Gino Mäder, voto 9. Lo svizzero torna dalla Spagna con un sontuoso 5° posto in classifica generale e la maglia bianca di miglior giovane. Risultati inaspettati, ma che confermano le grandissime qualità di questo corridore. Risultati ottenuti caricandosi sulle spalle un’enorme quantità (e qualità) di lavoro per Haig. Quest’anno ha già vinto una tappa al Giro ed una al giro di Svizzera, dimostrando che a 24 anni ha un futuro da uomo per corse a tappe ed è una validissima alternativa a Landa in casa Bahrain e non solo un gregario.

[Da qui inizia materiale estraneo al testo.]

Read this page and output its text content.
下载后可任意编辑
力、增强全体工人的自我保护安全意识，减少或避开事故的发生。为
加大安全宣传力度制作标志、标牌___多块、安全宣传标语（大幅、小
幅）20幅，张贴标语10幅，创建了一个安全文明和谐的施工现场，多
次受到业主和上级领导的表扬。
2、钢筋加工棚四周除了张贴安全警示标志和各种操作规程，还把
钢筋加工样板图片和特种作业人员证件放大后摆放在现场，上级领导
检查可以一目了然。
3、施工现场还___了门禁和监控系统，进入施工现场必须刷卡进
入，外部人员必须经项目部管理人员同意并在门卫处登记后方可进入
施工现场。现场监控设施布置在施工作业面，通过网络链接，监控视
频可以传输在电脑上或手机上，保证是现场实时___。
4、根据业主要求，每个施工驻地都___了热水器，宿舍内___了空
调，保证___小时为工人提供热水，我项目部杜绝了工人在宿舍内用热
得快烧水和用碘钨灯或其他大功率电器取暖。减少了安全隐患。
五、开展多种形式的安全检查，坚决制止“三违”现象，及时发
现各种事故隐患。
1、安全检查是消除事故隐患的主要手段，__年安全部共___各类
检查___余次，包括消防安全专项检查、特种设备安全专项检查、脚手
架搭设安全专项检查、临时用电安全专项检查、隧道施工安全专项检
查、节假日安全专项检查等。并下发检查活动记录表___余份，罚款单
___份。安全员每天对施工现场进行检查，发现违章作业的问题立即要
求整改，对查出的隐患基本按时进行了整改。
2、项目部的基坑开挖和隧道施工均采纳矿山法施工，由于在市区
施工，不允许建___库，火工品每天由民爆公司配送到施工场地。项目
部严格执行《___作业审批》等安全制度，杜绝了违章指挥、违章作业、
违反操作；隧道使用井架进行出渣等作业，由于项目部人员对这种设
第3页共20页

Fabio Jakobsen, voto 10. Un voto che è chiaramente debitore della storia recente di questo sprinter, ma è ovvia la domanda: chi si sarebbe aspettato 3 vittorie di tappa e la maglia verde per lui dopo l’incidente del giro di Polonia? Aldilà dei risultati, comunque di valore assoluto, è una bella storia di un corridore tornato tra i migliori al mondo dopo una gita all’inferno.
Magnus Cort Nielsen, voto 10 e lode. Tutti chiedono sempre che il ciclismo sia “spettacolo” e Cort Nielsen in questa Vuelta ne è stato la quintessenza: onnipresente nelle fughe ed anche negli sprint, 3 tappe vinte, e pure il 2° posto nella cronometro finale con tratti in salita a 14″ da Roglic. Il premio di supercombattivo della Vuelta è il minimo.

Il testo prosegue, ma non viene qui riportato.